Biz Kazandık - Sümeyra Öztimur (Türkçe Öğretmeni)

A+ A-

Ne zaman kadına dair bir şeyler yazmak istesem kalemle kâğıt bekler masada. Karar veremem kim olduğuma ve hangimizi yazacağıma. İçimdeki küçük kız çocuğu “Beni seç, tüm hazinelerin bende gizli…” diye tutturup çekiştirir kolumdan. “Sen ne biliyorsun ki!” der öfkeli kadın, hiddetle çıkışır ona. Diğer tarafım ise seçimlerimi sakince yapmam için yardım etmeye çabalar. O zaten hep bilgece yaklaşır olana olmayana; hiç ödün vermez, kimi zaman hazmetmekte zorlandığım doğrulardan.

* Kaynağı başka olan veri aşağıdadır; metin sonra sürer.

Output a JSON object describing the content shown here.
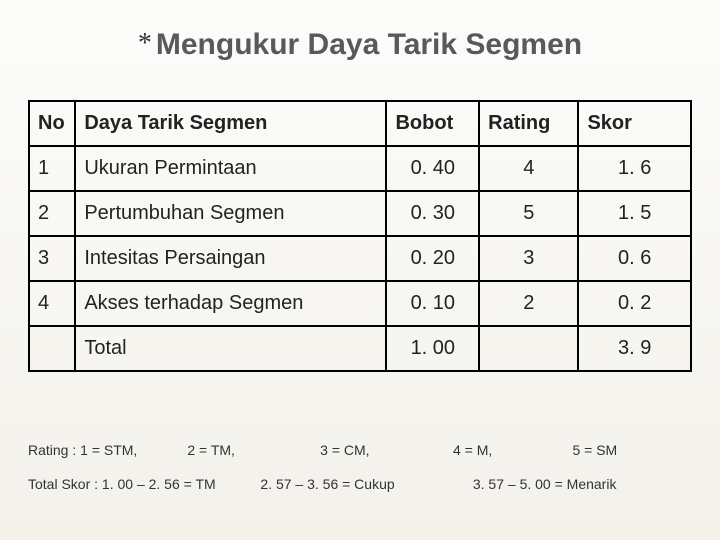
{
  "title": {
    "asterisk": "*",
    "text": "Mengukur Daya Tarik Segmen"
  },
  "table": {
    "headers": {
      "no": "No",
      "name": "Daya Tarik Segmen",
      "bobot": "Bobot",
      "rating": "Rating",
      "skor": "Skor"
    },
    "rows": [
      {
        "no": "1",
        "name": "Ukuran Permintaan",
        "bobot": "0. 40",
        "rating": "4",
        "skor": "1. 6"
      },
      {
        "no": "2",
        "name": "Pertumbuhan Segmen",
        "bobot": "0. 30",
        "rating": "5",
        "skor": "1. 5"
      },
      {
        "no": "3",
        "name": "Intesitas Persaingan",
        "bobot": "0. 20",
        "rating": "3",
        "skor": "0. 6"
      },
      {
        "no": "4",
        "name": "Akses terhadap Segmen",
        "bobot": "0. 10",
        "rating": "2",
        "skor": "0. 2"
      }
    ],
    "total": {
      "label": "Total",
      "bobot": "1. 00",
      "rating": "",
      "skor": "3. 9"
    }
  },
  "footnotes": {
    "rating_legend": [
      "Rating : 1 = STM,",
      "2 = TM,",
      "3 = CM,",
      "4 = M,",
      "5 = SM"
    ],
    "skor_legend": [
      "Total Skor : 1. 00 – 2. 56 = TM",
      "2. 57 – 3. 56 = Cukup",
      "3. 57 – 5. 00 = Menarik"
    ]
  }
}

Velhasıl dörde bölünürüz her seferinde, üç yetişkin kadın ve küçük bir kız çocuğu sahnededir. Hepsi söz hakkı ister ikna için. Fakat onlar kadar cesur değilim ben, korkarım yüzleşmeye. En yetkili merciiyim aslında, son noktayı koymak benim işimdir ama koyamam. Kararsızlıkla yol da alamam. İşte bu bitirir beni. Artık buna bir son vermeli. Daha fazla beklemesin kalemle kâğıt masada, kimim ben, haydi söyleyin…

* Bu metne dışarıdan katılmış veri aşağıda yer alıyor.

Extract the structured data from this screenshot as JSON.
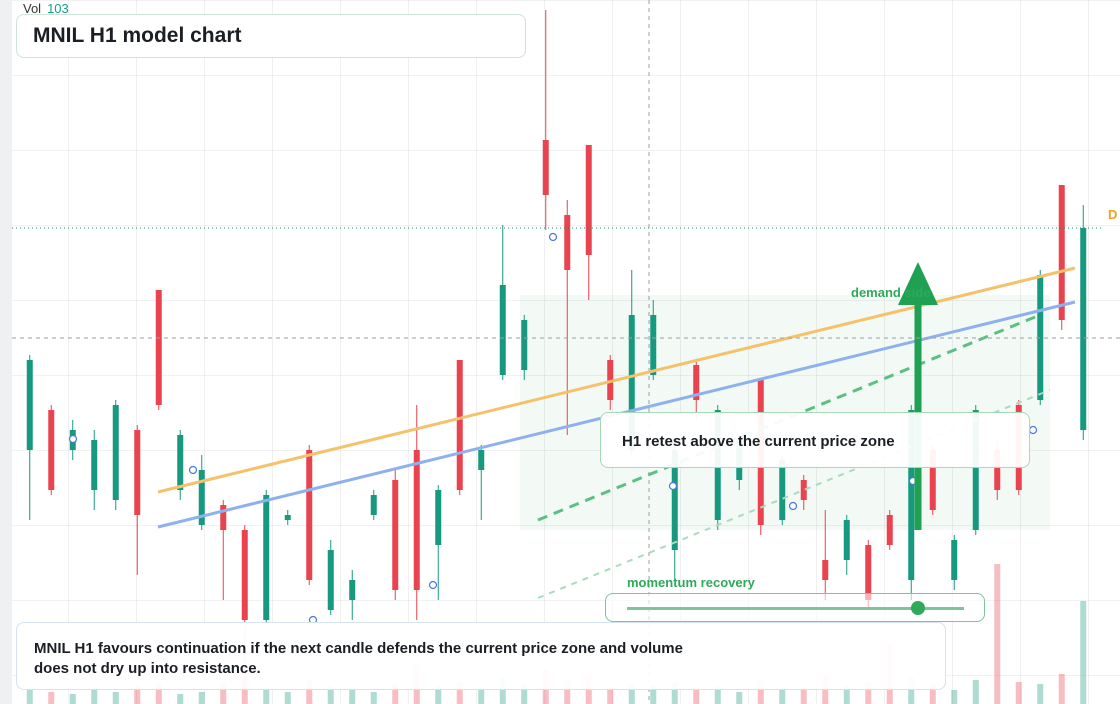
{
  "chart_data": {
    "type": "candlestick",
    "title": "MNIL H1 model chart",
    "volume_label": "Vol",
    "up_color": "#17997f",
    "down_color": "#e8434f",
    "series": {
      "open": [
        25.4,
        29.4,
        25.4,
        21.4,
        20.4,
        27.4,
        41.4,
        21.4,
        17.9,
        19.9,
        17.4,
        8.4,
        18.4,
        25.4,
        9.4,
        10.4,
        18.9,
        22.4,
        25.4,
        15.9,
        34.4,
        23.4,
        32.9,
        33.4,
        56.4,
        48.9,
        55.9,
        34.4,
        25.4,
        32.9,
        15.4,
        33.9,
        18.4,
        22.4,
        32.4,
        18.4,
        22.4,
        14.4,
        14.4,
        15.9,
        18.9,
        12.4,
        25.4,
        12.4,
        17.4,
        25.4,
        29.9,
        30.4,
        51.9,
        27.4
      ],
      "high": [
        34.9,
        29.9,
        28.4,
        27.4,
        30.4,
        27.9,
        41.4,
        27.4,
        24.9,
        20.4,
        17.9,
        21.4,
        19.4,
        25.9,
        16.4,
        13.4,
        21.4,
        23.4,
        29.9,
        21.9,
        34.4,
        25.9,
        47.9,
        38.9,
        69.4,
        50.4,
        55.9,
        34.9,
        43.4,
        40.4,
        26.4,
        34.4,
        29.9,
        26.9,
        32.4,
        24.9,
        22.9,
        19.4,
        18.9,
        16.4,
        19.4,
        29.9,
        25.9,
        16.9,
        29.9,
        26.4,
        30.4,
        43.4,
        51.9,
        49.9
      ],
      "low": [
        18.4,
        20.9,
        24.4,
        19.4,
        19.4,
        12.9,
        29.4,
        20.4,
        17.4,
        10.4,
        1.4,
        7.9,
        17.9,
        11.9,
        8.9,
        8.4,
        18.4,
        10.4,
        8.4,
        10.4,
        20.9,
        18.4,
        32.4,
        32.4,
        47.4,
        26.9,
        40.4,
        29.4,
        24.9,
        32.4,
        12.4,
        28.4,
        17.4,
        21.4,
        16.9,
        17.9,
        19.4,
        10.4,
        12.9,
        9.4,
        15.4,
        10.4,
        18.9,
        11.4,
        16.9,
        20.4,
        20.9,
        29.9,
        37.4,
        26.4
      ],
      "close": [
        34.4,
        21.4,
        27.4,
        26.4,
        29.9,
        18.9,
        29.9,
        26.9,
        23.4,
        17.4,
        8.4,
        20.9,
        18.9,
        12.4,
        15.4,
        12.4,
        20.9,
        11.4,
        11.4,
        21.4,
        21.4,
        25.4,
        41.9,
        38.4,
        50.9,
        43.4,
        44.9,
        30.4,
        38.9,
        38.9,
        25.4,
        30.4,
        29.4,
        26.4,
        17.9,
        24.4,
        20.4,
        12.4,
        18.4,
        10.4,
        15.9,
        29.4,
        19.4,
        16.4,
        29.4,
        21.4,
        21.4,
        42.9,
        38.4,
        47.6
      ]
    },
    "volume": [
      14,
      12,
      10,
      16,
      12,
      18,
      20,
      10,
      12,
      22,
      30,
      16,
      12,
      24,
      18,
      16,
      12,
      20,
      40,
      18,
      22,
      14,
      26,
      20,
      34,
      24,
      28,
      16,
      20,
      18,
      22,
      14,
      18,
      12,
      24,
      16,
      14,
      30,
      18,
      22,
      60,
      26,
      20,
      14,
      24,
      140,
      22,
      20,
      30,
      103
    ],
    "volume_lim": [
      0,
      150
    ],
    "ylim": [
      0,
      70.4
    ],
    "crosshair_price": 36.6,
    "annotations": {
      "zone": "demand side",
      "retest": "H1 retest above the current price zone",
      "momentum": "momentum recovery",
      "price_tag": "D"
    },
    "summary": "MNIL H1 favours continuation if the next candle defends the current price zone and volume does not dry up into resistance."
  }
}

 İlkin küçük kız çocuğu başlar anlatmaya:

“Hatırla beni ve benimle geçen günlerini! Sabahları neşeyle uyanırdık hani, yataktan umutla kalkıp hoplaya zıplaya lavaboya gider aynada ilk kendimize gülümserdik. Yeni günün heyecanıyla yeme içme gelmezdi aklımıza. Salonda kocaman bir vitrin vardı, vitrinin ortasında bir televizyon, televizyonun üstündeki açık dolapta bir teyp dururdu. Ona en sevdiğimiz kaseti takar, dans etmeye başlardık. Evde büyüklerden biri kalkıp kahvaltı hazırlayana dek bağıra çağıra şarkılar söylerdik. Ajda Pekkanlar mı dersin Yonca Evcimikler mi? Ne yoktu ki karışık kasetlerde? Müzik sesine uyanıp salonun kapısından halimizi gören annemiz ya da babamız olurdu yahut ikisi de. Onlar da katılırlardı coşkuya. Alkış tutmasalar da sevgiyle seyrederlerdi. İyi ki, derlerdi belki de içlerinden ya da öyle hissettirirlerdi. Evimiz her gün şenlik yeriydi.

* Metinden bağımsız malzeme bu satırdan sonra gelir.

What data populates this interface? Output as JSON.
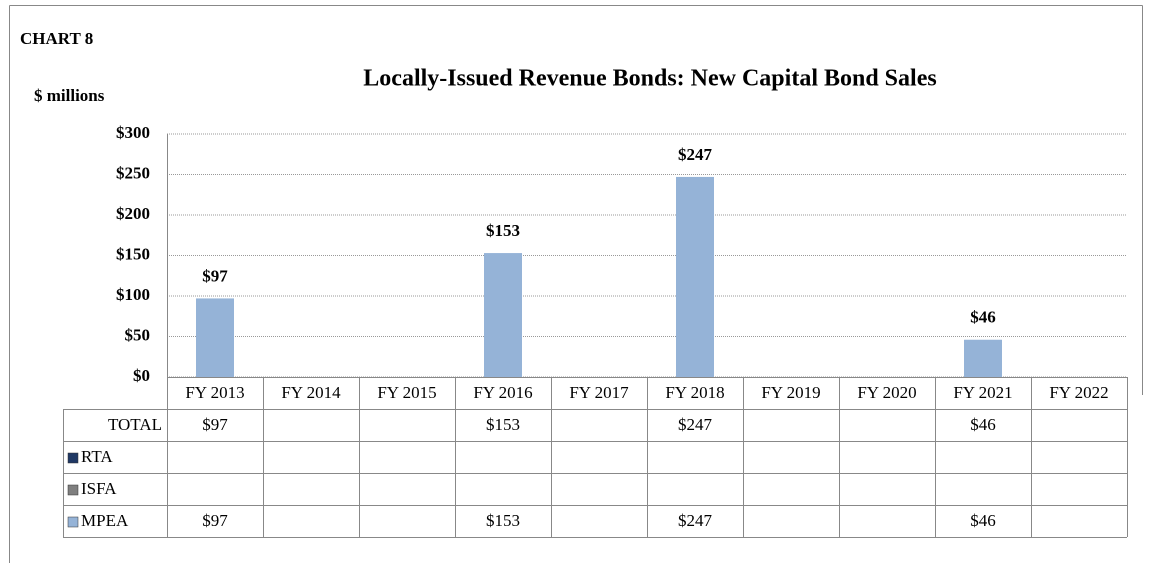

Okula giderdik kahvaltıdan sonra. Söylenen her bir sözü merakla dinlerdik. Büyüyünce ne olacağımızla ilgili fikrimizi, duyduğumuz her yeni bilgiden sonra tekrar düşünür, değiştirirdik. Derslerde birbirimize kendimizi ispatlamaya çalışmak şöyle dursun bir matematik problemini çözemeyen sıra arkadaşımıza çözdürene kadar uğraşırdık. Tahtaya çıkma sıramızı bile keyifle bağışlardık birbirimize.

Oyunlar oynardık teneffüslerde. Kavgasız, gürültüsüz ve kimin kazanacağını hiç önemsemeden ama yüreğimizi, paylaşmanın tutkusuyla doğan eğlenceyle doldura doldura oynadığımız oyunlardı onlar. Sadece içimizden birisi düşüp dizleri kanadığında sakinlerdik. Adını telaffuz etmekte zorlandığımız kırmızı sıvıyı biraz pamukla sınıfın ecza dolabından kapıp koşardı birimiz ve o, yaranın üstüne ilacı basarken kalanlarımız acımasın diye üfleme görevini üstlenirdik.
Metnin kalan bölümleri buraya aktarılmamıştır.